Die Autorin gibt uns einen tiefen Einblick in das Innere der Protagonistin, auf die Träume, Sehnsüchte und Wünsche, ihre Hoffnungen und Enttäuschungen, auf ihre Kraft und ihre Schwäche und ihre ganz eigenen Begrenzungen.

Trotz aller bisherigen literarischen, publizistischen und filmischen Aufarbeitungen erhalten wir einen ganz anderen, neuen Blick: Die Menschen im Sperrgebiet waren nicht nur vom Westen ausgegrenzt - wie alle anderen in der "DDR" - sondern vom eigenen Land, vom Rest der ‚roten Scheibe‘.

Kriemhild Frieda Marie Mader, Jahrgang 1959, wuchs in dem kleinen Ort Schlagsdorf in Mecklenburg-Vorpommern, im Grenzstreifen zur BRD, auf. Eine Kindheit und Jugend hinter den Mauern des Sperrgebiets, eine Heimat, die sie selbst mit Freunden und Schulkameraden nicht teilen konnte. Ein fremdbestimmtes Leben kennzeichnete ihren Weg. Dem Traum von einer Musikerkarriere ging sie aufgrund ihres damaligen angepassten und fügsamen Charakters nicht nach und studierte stattdessen Germanistik und Slawistik in Güstrow und Minsk. Sie unterrichtete an einer Schule in Berlin, doch nach der Wende orientierte sie sich neu.

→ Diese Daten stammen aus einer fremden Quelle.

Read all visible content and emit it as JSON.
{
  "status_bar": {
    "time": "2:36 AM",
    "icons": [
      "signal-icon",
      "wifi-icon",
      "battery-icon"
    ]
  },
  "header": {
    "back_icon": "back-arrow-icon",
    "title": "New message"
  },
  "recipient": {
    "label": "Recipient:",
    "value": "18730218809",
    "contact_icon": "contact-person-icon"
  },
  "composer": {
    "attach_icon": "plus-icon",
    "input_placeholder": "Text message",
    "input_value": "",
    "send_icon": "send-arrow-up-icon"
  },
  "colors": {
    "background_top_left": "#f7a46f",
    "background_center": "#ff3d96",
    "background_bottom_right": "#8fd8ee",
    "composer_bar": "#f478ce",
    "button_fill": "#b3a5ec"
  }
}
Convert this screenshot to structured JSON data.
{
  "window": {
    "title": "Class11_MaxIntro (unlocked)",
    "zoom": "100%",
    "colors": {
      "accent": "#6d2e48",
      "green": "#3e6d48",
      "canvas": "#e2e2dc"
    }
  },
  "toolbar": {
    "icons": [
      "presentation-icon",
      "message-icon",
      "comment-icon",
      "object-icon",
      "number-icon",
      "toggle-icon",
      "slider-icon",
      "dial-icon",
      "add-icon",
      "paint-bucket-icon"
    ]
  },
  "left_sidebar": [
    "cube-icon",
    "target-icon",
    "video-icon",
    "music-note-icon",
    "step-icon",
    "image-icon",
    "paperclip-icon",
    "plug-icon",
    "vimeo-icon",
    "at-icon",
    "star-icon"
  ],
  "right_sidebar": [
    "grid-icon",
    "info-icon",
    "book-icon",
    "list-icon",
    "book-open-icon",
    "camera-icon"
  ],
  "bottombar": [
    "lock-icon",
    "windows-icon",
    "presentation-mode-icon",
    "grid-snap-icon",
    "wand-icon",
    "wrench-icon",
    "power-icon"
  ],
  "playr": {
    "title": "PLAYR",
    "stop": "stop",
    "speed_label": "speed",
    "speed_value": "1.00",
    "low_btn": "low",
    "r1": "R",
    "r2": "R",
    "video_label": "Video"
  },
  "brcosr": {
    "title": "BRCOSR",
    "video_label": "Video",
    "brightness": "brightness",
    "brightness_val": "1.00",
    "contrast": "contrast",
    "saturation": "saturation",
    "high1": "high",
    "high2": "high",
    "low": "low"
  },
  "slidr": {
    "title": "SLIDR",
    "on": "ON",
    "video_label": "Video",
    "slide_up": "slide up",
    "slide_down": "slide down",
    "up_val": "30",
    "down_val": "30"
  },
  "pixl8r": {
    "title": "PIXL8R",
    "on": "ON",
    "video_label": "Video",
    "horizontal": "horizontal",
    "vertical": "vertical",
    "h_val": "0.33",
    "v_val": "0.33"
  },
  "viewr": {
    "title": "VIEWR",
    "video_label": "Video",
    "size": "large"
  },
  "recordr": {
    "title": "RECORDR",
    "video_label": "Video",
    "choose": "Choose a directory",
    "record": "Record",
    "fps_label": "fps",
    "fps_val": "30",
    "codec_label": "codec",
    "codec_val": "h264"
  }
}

Nach der Trennung von ihrem Mann arbeitete sie kurzzeitig wieder als Lehrerin, entschied sich jedoch aufgrund der dauernden Befristungen und der erheblichen Herabstufung des Gehaltes endgültig gegen diesen Beruf.
Aus der "DDR" vermisst sie einzig die etwas langsamer fließende Zeit. Die Mauer wünscht sie sich nicht zurück, denn deren Fall bedeutet für sie Freiheit im Denken und Handeln. Daher rührt auch ihr inneres Aufbegehren gegen die Einstellung "Da kann man ja doch nichts machen."

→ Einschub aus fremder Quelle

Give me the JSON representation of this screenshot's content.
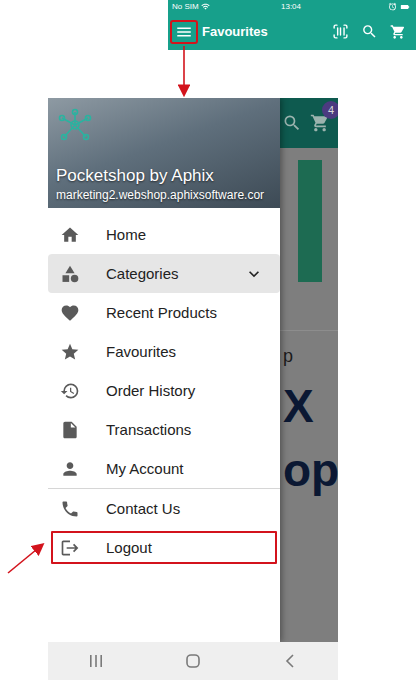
{
  "app_screen": {
    "status_bar": {
      "carrier": "No SIM",
      "time": "13:04"
    },
    "app_bar": {
      "title": "Favourites",
      "menu_annotated": true
    }
  },
  "drawer": {
    "header": {
      "title": "Pocketshop by Aphix",
      "subtitle": "marketing2.webshop.aphixsoftware.cor"
    },
    "groups": [
      [
        {
          "label": "Home",
          "selected": false,
          "expandable": false,
          "expanded": false,
          "annotated": false
        },
        {
          "label": "Categories",
          "selected": true,
          "expandable": true,
          "expanded": false,
          "annotated": false
        },
        {
          "label": "Recent Products",
          "selected": false,
          "expandable": false,
          "expanded": false,
          "annotated": false
        },
        {
          "label": "Favourites",
          "selected": false,
          "expandable": false,
          "expanded": false,
          "annotated": false
        },
        {
          "label": "Order History",
          "selected": false,
          "expandable": false,
          "expanded": false,
          "annotated": false
        },
        {
          "label": "Transactions",
          "selected": false,
          "expandable": false,
          "expanded": false,
          "annotated": false
        },
        {
          "label": "My Account",
          "selected": false,
          "expandable": false,
          "expanded": false,
          "annotated": false
        }
      ],
      [
        {
          "label": "Contact Us",
          "selected": false,
          "expandable": false,
          "expanded": false,
          "annotated": false
        },
        {
          "label": "Logout",
          "selected": false,
          "expandable": false,
          "expanded": false,
          "annotated": true
        }
      ]
    ]
  },
  "background": {
    "cart_badge": "4",
    "texts": [
      {
        "text": "p",
        "kind": "caption"
      },
      {
        "text": "X",
        "kind": "logo"
      },
      {
        "text": "op",
        "kind": "logo"
      }
    ]
  }
}
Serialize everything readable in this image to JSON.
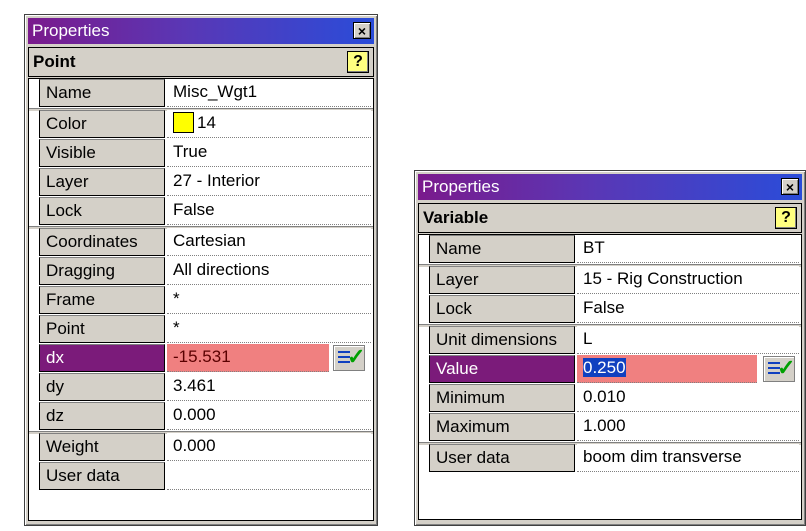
{
  "window1": {
    "title": "Properties",
    "close_label": "×",
    "header": "Point",
    "help_label": "?",
    "rows": [
      {
        "name": "Name",
        "value": "Misc_Wgt1"
      },
      {
        "name": "Color",
        "value": "14"
      },
      {
        "name": "Visible",
        "value": "True"
      },
      {
        "name": "Layer",
        "value": "27 - Interior"
      },
      {
        "name": "Lock",
        "value": "False"
      },
      {
        "name": "Coordinates",
        "value": "Cartesian"
      },
      {
        "name": "Dragging",
        "value": "All directions"
      },
      {
        "name": "Frame",
        "value": "*"
      },
      {
        "name": "Point",
        "value": "*"
      },
      {
        "name": "dx",
        "value": "-15.531"
      },
      {
        "name": "dy",
        "value": "3.461"
      },
      {
        "name": "dz",
        "value": "0.000"
      },
      {
        "name": "Weight",
        "value": "0.000"
      },
      {
        "name": "User data",
        "value": ""
      }
    ],
    "color_swatch": "#ffff00",
    "selected_row": "dx"
  },
  "window2": {
    "title": "Properties",
    "close_label": "×",
    "header": "Variable",
    "help_label": "?",
    "rows": [
      {
        "name": "Name",
        "value": "BT"
      },
      {
        "name": "Layer",
        "value": "15 - Rig Construction"
      },
      {
        "name": "Lock",
        "value": "False"
      },
      {
        "name": "Unit dimensions",
        "value": "L"
      },
      {
        "name": "Value",
        "value": "0.250"
      },
      {
        "name": "Minimum",
        "value": "0.010"
      },
      {
        "name": "Maximum",
        "value": "1.000"
      },
      {
        "name": "User data",
        "value": "boom dim transverse"
      }
    ],
    "selected_row": "Value"
  },
  "colors": {
    "title_gradient_start": "#7a1a8c",
    "title_gradient_end": "#2a4cd9",
    "selected_name_bg": "#7b1b7a",
    "selected_value_bg": "#f08080"
  }
}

Vom Wunsch getrieben, die alten Familiengeschichten aus der Zeit im Sperrgebiet festzuhalten und sich durch das Schreiben von der Einengung und der Begrenzung zu befreien, beginnt sie ihre Autorenlaufbahn.

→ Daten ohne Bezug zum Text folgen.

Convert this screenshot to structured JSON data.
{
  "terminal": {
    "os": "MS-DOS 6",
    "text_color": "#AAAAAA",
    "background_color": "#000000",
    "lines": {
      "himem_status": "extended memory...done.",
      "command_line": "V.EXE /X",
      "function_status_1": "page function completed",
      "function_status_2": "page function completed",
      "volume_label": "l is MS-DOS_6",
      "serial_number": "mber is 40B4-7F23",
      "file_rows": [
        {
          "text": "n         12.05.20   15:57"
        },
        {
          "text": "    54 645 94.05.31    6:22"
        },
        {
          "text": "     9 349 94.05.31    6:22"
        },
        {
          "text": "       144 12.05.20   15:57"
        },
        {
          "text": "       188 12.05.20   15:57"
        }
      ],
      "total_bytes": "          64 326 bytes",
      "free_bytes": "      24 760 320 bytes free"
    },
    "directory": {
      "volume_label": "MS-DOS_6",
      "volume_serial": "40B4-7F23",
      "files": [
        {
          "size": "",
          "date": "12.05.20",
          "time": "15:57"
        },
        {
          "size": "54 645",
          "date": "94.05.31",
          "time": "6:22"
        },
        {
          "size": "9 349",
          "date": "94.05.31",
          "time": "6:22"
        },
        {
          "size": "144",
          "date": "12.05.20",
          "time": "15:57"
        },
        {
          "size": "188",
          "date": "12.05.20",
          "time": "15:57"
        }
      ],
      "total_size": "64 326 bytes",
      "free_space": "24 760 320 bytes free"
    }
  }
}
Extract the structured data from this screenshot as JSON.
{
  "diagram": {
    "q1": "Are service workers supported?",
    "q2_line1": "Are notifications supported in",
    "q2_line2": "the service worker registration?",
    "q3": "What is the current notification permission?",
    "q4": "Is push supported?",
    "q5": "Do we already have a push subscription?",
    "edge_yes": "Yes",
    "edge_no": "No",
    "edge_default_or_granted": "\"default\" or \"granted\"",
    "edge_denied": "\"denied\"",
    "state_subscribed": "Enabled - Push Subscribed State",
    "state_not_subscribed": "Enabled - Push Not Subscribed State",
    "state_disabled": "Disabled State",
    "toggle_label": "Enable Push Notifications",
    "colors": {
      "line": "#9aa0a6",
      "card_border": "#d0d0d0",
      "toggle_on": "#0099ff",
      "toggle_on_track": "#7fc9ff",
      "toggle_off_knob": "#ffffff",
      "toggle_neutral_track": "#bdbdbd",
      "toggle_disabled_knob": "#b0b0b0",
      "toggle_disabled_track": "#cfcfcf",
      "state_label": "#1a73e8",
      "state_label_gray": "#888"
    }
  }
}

Heute ist Frau Mader sowohl beruflich als auch privat angekommen und arbeitet neben ihrer Tätigkeit als Autorin freiberuflich als Layouterin, Trauerrednerin und Sängerin.
Kriemhild Frieda Marie Mader hat gehandelt und verschwiegene und vergessene Handlungen des "DDR"-Regimes in ihrem autobiografisch geprägten Erstlingswerk "Vom Leben am Rand der roten Scheibe" festgehalten.
Mit ihren beiden Söhnen lebt sie in Berlin, dem Ort, den sie heute als Heimat bezeichnet.